Crump v. Crump

821 P.2d 1172, 174 Utah Adv. Rep. 20, 1991 Utah App. LEXIS 171, 1991 WL 245490
CourtCourt of Appeals of Utah
DecidedNovember 22, 1991
Docket900362-CA
StatusPublished
Cited by20 cases

This text of 821 P.2d 1172 (Crump v. Crump) is published on Counsel Stack Legal Research, covering Court of Appeals of Utah primary law. Counsel Stack provides free access to over 12 million legal documents including statutes, case law, regulations, and constitutions.

Bluebook
Crump v. Crump, 821 P.2d 1172, 174 Utah Adv. Rep. 20, 1991 Utah App. LEXIS 171, 1991 WL 245490 (Utah Ct. App. 1991).

Opinions

OPINION

JACKSON, Judge:

Robert Crump appeals the lower court’s denial of his petition to modify a Montana court’s award of joint custody to him and Carolyn Crump, of their four children. We dismiss the appeal.

FACTS

Mr. and Mrs. Crump were granted a decree of divorce on December 7, 1983, by a Montana district court. Prior to a hearing on the issue of child custody, Mrs. Crump moved with the parties’ four children from Montana to Utah. In August 1985, the Montana district court awarded Mr. Crump and Mrs. Crump joint legal custody of the children, with primary physical custody awarded to Mrs. Crump. In February 1989, Mr. Crump filed a petition in Utah to modify the Montana custody decree. The petition alleged a material change of circumstances, and urged that Mr. Crump be awarded primary physical custody of the children. Mr. Crump resided in Montana at the time he filed his petition, and has been a resident of that state at all times relevant to the present case. On April 24 and May 4 of 1990, the trial court in Utah heard evidence and denied the petition to modify the prior custody decree. However, the court made a slight change in the visitation provisions and modified the child support provisions of that decree.

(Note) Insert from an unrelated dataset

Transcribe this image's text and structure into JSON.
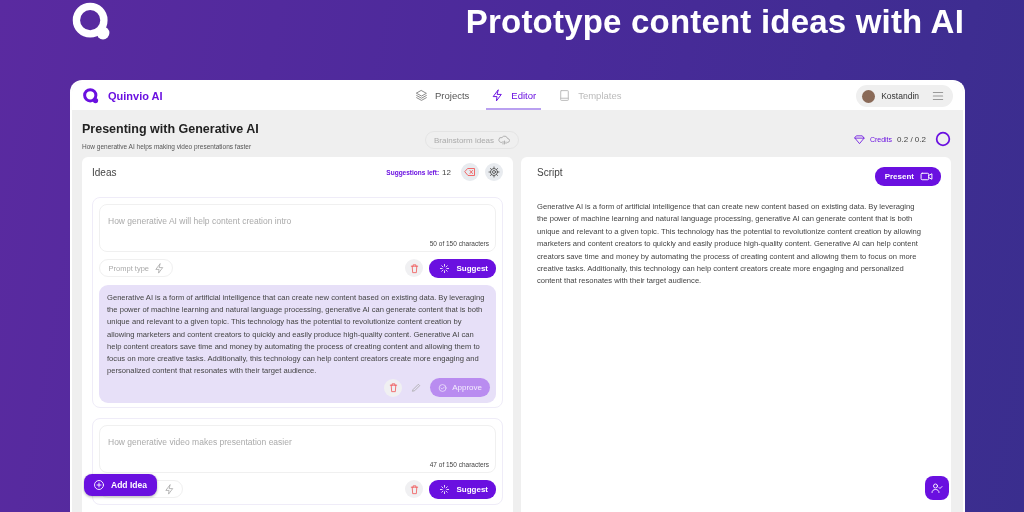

Mr. Crump appeals the trial court’s denial of his petition to modify the custody order. On appeal, Mr. Crump raises three issues, claiming: (1) the trial court committed error in applying the standard for reviewing a petition to modify a child custody award; (2) the trial court abused its discretion in not modifying the award; and (3) the trial court committed error in failing to admit certain evidence.

JURISDICTION

A threshold issue is whether or not this court has jurisdiction to hear the appeal. If a court lacks jurisdiction “it has not power to entertain the suit.” Curtis v. Curtis, 789 P.2d 717, 726 (Utah App.1990) (citation omitted). Not only can a court not entertain the suit, the parties cannot cure the jurisdictional defect by waiver or consent. Mrs. Crump’s argument, and the dissent’s assertion that because “Mr. Crump voluntarily and affirmatively engaged the Utah courts ... he waived any question regarding authority of the Utah courts to decide the issue ... and has thus waived any objection to the district court's authority to exercise its jurisdiction,” is without merit. We have held that

while defects in personal jurisdiction can be waived, subject matter jurisdiction [1174]*1174goes to the very power of a court to entertain an action. A lack of subject matter jurisdiction cannot be stipulated around nor cured by a waiver. A lack of subject matter jurisdiction can be raised at any time and when subject matter jurisdiction does not exist, neither the parties nor the court can do anything to fill that void.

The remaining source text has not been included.